Action: Each day the hospital gets requests of number of patients to admit based on a Poisson random variable. The action is the number of patients to admit. Therefore the action is a number between 0 to (100 – s) where s is the current state i.e. the number of beds occupied. The action needs to be less than the number of requests the hospital has received that day.

So action = {0, min(100 – s, number of requests)}

Rewards: The reward is the number of patient recovered on that day which is a function of number of patients in the current state. We can treat this as a Poisson distribution with mean s.
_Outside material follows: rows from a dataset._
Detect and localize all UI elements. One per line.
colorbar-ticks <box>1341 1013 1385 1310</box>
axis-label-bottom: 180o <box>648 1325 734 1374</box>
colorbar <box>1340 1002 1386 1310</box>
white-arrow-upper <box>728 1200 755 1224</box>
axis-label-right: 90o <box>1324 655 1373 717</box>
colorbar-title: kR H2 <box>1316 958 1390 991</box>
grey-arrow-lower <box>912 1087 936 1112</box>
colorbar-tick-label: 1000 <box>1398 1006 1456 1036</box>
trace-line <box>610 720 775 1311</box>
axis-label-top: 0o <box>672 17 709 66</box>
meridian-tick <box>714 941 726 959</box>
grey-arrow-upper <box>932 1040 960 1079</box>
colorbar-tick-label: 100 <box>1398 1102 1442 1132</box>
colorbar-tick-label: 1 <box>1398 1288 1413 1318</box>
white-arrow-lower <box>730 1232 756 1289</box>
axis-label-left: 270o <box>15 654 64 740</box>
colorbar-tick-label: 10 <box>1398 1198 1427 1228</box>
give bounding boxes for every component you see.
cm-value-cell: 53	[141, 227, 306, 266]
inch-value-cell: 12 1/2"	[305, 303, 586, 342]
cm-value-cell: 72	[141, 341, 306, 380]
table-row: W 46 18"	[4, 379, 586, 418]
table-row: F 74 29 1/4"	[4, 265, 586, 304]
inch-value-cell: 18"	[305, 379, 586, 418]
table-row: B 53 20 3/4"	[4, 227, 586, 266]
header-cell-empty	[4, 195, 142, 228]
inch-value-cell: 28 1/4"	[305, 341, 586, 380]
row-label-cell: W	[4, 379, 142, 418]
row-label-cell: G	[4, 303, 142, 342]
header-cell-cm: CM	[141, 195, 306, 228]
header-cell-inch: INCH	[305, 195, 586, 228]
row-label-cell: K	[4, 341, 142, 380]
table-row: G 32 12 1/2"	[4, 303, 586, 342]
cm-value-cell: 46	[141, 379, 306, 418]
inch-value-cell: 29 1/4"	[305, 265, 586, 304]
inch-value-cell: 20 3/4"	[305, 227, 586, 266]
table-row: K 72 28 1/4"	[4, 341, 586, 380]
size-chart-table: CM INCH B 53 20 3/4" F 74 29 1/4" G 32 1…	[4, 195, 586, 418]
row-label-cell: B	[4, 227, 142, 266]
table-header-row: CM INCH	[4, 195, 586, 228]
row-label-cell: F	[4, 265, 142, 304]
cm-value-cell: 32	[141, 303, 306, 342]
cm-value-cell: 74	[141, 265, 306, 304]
Figure 4: Only one action and state transition is shown in this transition graph. It gets the reward (recovered patients) based on the Passion distribution with mean s (current number of patients)

Conclusions

In this doc, we showed some examples of real world problems that can be modeled as Markov Decision Problem. Such real world problems show the usefulness and power of this framework. These examples and corresponding transition graphs can help developing the skills to express problem using MDP. As further exploration one can try to solve these problems using dynamic programming and explore the optimal solutions.